エミコの外見が変わらないという情報を得ていたから、俺の容姿が変化しないのは予想がついていた。そして、アキラの外見だけが変化している。今は俺達と同じ教室にいてもおかしくないだろう。アキラが老年を迎えたとき、この場所はどうなるのだろうか。まぁ、そこまで長生きできるなら儲け物だと思おう。
「羨ましいの?」
エミコがそばにいた。近頃はよく笑うようになった。うん、問題ない。
「やぁやぁ、毒舌、性悪、年増? のエミコさん。言ってくれるじゃないのさ」
見かけは俺より幼いけど、計算上、実年齢は上のはずだ。
エミコは「タカハルはバカで、調子づく、小心者の優しい子ども」と断言した。俺が年増の部分に疑問符を付けているのに失礼なヤツだ。しかし、子供じみていることを否定はしないさ。
付き合ってられん。視線を外すと、アキラが苦笑いをした。
「僕は女の子が苦手だから……別に……」
はっ、持たざる者には言う事の出来ないセリフをありがとう。告白されて逃げ出したことが、死ぬ原因の一つだと、以前、聞いた。告白してそれっきり、何も言ってこないヤツのことなんて、気にするな……とは言わないが、そこまで気にすることもない。
俺が真っ当に育ったなら、アキラに似た人間になっていた気がする。俺もなんだかんだで、小心者なのは間違いない。

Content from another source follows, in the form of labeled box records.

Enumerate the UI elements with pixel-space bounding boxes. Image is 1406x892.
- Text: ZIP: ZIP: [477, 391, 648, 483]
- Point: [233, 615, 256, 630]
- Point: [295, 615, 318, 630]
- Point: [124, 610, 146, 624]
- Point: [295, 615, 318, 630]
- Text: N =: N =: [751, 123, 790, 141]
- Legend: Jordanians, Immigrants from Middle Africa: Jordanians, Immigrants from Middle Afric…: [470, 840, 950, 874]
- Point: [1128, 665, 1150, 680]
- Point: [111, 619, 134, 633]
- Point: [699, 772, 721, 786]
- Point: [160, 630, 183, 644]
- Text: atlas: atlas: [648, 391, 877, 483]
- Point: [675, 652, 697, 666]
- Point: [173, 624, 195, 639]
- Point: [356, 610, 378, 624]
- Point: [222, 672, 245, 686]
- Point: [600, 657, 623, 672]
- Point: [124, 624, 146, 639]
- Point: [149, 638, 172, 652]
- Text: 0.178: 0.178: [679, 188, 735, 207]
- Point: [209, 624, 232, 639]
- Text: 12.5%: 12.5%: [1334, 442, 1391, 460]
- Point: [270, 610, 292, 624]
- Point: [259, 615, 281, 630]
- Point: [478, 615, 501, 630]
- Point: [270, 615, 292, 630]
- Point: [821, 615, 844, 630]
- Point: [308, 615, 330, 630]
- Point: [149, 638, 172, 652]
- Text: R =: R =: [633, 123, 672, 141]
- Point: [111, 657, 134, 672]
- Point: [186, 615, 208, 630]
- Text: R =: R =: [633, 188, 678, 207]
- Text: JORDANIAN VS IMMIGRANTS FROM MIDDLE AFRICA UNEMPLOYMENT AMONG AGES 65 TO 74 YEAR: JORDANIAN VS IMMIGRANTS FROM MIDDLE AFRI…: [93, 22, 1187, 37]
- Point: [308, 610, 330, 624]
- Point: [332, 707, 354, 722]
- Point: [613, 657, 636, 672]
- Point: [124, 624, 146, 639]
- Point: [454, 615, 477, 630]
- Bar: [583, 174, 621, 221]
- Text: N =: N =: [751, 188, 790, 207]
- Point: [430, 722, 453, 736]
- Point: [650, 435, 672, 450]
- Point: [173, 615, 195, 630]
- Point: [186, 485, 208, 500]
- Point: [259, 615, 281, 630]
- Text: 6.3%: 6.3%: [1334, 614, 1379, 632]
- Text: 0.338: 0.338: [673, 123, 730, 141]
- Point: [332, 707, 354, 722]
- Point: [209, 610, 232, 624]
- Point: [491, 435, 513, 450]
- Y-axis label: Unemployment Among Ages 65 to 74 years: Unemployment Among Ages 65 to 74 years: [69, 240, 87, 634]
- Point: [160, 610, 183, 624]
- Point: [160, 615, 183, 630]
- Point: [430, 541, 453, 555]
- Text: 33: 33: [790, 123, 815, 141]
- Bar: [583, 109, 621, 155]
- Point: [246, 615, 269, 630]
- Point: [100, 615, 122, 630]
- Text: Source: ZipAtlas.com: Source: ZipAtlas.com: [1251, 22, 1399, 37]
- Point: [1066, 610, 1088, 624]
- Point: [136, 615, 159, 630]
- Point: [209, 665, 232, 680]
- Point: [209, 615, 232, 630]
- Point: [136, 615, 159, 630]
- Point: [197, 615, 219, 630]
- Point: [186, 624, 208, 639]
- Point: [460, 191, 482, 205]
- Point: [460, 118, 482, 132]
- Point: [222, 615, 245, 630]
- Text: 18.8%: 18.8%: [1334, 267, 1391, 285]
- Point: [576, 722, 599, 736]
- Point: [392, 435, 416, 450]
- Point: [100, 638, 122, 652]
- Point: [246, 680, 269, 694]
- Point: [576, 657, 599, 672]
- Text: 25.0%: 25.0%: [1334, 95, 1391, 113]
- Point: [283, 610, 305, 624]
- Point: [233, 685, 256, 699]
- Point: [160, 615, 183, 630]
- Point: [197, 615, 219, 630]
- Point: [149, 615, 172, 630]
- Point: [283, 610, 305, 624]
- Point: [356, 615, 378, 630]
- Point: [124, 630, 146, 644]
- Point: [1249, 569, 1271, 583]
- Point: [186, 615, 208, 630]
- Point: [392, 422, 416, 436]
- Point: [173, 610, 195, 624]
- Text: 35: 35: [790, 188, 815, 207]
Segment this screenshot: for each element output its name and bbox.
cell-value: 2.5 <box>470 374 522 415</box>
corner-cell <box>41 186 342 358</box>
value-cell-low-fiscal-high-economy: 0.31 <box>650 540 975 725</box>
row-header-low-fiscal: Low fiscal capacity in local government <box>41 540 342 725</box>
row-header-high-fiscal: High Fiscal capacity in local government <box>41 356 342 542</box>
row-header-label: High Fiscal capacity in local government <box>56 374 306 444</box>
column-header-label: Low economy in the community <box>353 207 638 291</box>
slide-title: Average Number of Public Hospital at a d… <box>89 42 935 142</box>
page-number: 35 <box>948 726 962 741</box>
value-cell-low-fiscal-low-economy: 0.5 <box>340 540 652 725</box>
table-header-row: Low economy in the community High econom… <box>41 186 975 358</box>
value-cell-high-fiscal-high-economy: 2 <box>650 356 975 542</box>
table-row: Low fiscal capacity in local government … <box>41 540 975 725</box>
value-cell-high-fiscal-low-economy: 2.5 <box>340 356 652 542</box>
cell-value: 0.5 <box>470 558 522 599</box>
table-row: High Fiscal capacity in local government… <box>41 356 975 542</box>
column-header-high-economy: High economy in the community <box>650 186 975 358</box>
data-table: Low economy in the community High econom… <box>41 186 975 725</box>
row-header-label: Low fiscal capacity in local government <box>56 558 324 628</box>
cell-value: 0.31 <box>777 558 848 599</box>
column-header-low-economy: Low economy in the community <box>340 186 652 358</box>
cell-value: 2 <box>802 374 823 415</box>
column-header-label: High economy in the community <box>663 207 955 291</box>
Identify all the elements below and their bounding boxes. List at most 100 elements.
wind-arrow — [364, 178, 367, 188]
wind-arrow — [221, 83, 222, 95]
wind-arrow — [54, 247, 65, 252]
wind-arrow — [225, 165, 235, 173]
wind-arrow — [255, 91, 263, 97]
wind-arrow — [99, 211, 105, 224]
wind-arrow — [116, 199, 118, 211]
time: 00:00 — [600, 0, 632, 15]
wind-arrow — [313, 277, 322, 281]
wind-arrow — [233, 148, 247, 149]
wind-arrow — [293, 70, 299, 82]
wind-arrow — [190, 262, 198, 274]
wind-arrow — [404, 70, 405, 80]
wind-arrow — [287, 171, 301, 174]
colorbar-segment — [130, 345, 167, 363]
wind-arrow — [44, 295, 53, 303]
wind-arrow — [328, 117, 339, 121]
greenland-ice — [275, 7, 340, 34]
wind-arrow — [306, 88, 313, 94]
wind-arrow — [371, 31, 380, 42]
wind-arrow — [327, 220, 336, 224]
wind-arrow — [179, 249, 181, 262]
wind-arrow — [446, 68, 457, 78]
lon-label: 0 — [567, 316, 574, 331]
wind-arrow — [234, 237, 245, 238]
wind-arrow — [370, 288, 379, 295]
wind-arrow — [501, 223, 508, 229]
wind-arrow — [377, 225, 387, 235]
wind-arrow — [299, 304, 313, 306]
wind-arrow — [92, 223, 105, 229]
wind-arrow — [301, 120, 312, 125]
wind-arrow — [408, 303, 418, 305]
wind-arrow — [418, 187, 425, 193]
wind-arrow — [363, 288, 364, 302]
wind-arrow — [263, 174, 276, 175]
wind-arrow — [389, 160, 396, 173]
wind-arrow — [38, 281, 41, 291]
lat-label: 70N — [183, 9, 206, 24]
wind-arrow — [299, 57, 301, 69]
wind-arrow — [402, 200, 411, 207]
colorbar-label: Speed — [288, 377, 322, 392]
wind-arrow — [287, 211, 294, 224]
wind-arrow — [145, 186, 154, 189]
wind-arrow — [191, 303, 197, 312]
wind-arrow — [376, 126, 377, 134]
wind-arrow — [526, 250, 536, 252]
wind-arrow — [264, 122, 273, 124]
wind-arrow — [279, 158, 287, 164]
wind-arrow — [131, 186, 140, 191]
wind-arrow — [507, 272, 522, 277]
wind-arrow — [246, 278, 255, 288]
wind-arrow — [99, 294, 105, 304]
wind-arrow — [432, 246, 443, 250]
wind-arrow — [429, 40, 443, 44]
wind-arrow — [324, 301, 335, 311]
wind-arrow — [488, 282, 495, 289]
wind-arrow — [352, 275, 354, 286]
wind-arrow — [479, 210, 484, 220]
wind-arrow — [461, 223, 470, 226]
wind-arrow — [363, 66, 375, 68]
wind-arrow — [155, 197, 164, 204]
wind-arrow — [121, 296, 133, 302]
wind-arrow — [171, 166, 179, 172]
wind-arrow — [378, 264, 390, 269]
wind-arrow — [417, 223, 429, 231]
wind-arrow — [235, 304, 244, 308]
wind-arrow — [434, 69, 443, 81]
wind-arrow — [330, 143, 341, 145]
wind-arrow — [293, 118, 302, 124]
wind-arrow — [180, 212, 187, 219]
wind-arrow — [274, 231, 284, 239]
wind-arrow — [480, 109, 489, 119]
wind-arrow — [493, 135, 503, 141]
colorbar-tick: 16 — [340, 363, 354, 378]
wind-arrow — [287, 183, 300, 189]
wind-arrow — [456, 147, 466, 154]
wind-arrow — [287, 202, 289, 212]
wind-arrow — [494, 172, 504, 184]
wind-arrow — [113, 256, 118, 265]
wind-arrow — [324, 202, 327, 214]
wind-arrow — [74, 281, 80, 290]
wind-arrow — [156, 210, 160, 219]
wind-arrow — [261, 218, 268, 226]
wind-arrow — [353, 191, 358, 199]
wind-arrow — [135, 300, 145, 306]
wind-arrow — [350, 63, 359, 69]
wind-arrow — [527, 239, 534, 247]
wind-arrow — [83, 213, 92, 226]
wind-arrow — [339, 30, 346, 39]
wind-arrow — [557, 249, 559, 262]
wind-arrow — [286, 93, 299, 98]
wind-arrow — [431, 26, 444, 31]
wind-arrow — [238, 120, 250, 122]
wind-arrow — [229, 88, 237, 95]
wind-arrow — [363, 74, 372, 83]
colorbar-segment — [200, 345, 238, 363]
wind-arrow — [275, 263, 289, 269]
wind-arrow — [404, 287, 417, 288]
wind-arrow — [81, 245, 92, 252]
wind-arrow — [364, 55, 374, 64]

そういえば、チョコをいくつも貰っていたアイツは元気だろうか。痴情の果てに殺されていたならば、救うことは出来ないから、気を付けていればいいんだが……俺の知り合いのモテる奴らのハートの弱さには呆れる。
そして、我が弟がジゴロになっていないことを祈る。心配はいらない。恐い父親と優しい母親、ファニーな先輩と面白い後輩がいるからな。唯一のリスクはここにいて、遠くに離れている。
取り敢えず、アキラを叩く。
「イケメンを受け入れろ。我らがおとーさんは複雑に考えすぎだ」
「……タカハルが適当だから、しっかりしないと駄目だろ?」
言うようになった。悪くない。
「しっかり者はそっちの子で足りているって……」
エミコを見る。まだ笑顔だ。
「……さっきの、私より悪口成分が強くないかしら?」
なに? 根に持ってんの?
「そうですか、笑顔が可愛く、相手を気遣えて、イタズラ心がなかなか俺のツボなエミコお嬢様?」
高額強制貸付をしてやった。この返済は大きいぜ。
「貴方やめなさいよ……」
お、また一ついいところかな?
「――来るね」
アキラの顔が引き締まった。
そうですか。
「ま、取り敢えず、もうしばらく、宜しくお願い致します」
「それ、いつも言うわね」
ああ、ここはかなり気に入っているんだ。
エミコはステータスボードを出して、・はい。と表示した。
よろしく。
アキラは俺の方を見ないけど、うなずいた。
よろしく。
「で、今日はどうします?」
アキラは多分、俺とエミコ、二人に聞いている。
「いつもので」
エミコは演技に入る。
「フォローはよろしくね」
りょーかい。まぁ、最期に出てきて、生き返らせるだけの俺に特にすることは無い。神様役ということらしい。神がこんなイイカゲンじゃ困るだろうに。まぁ、勤勉な神は最早、魔王に近いとは思うけど。だから、俺はある意味では適任だ。
「あ、やっぱり、案内役やりた……」
「ダメ」遮られた。「あと、タカハル、今回はもう少しミステリアスに頼むわよ?」
わくわくしてやがる。さっき作った表情がもう崩れている。あー駄目だ。これはマジにアレな人だ。まぁ、とてもいい笑顔をみせてもらえるようだから我慢してやろう。
「あ、来たわよ。アキラさんも早く顔を作ってよ」
アキラは俺の方を見た。『どうする?』って顔をしている。俺は能力を切り替えて、ステータスボードを創り出し、・おとーさん、がんばれ!。とアキラへ見せ、姿を隠した。
「全く、いいかげんだなぁ……」とため息をついたのを見た。「――来た」
エミコは笑顔だ。俺達よりお前がしっかりしたほうがいいと思う。
訪問者の第一声。
「オイ、コラァ、どこだよここはよぉ? つーか、なに笑ってんだよ? あれか? 死神か? なんなんだ、ここはよおぉぉ!」
激しいのが来た。エミコは狼狽えている。死神か、いい感性だ。本当に消える前に語りかける悪魔達。君に利用することは出来るかな?
エミコさん、マジでビビってますね。仕方が無い、プランB、俺も、少し、頑張るとしよう。
最初に言ったように、俺イコール神……みたいなものです。気に入らない行為はブッ潰すから、せいぜい、目をつけられないように優しく生きてくれ。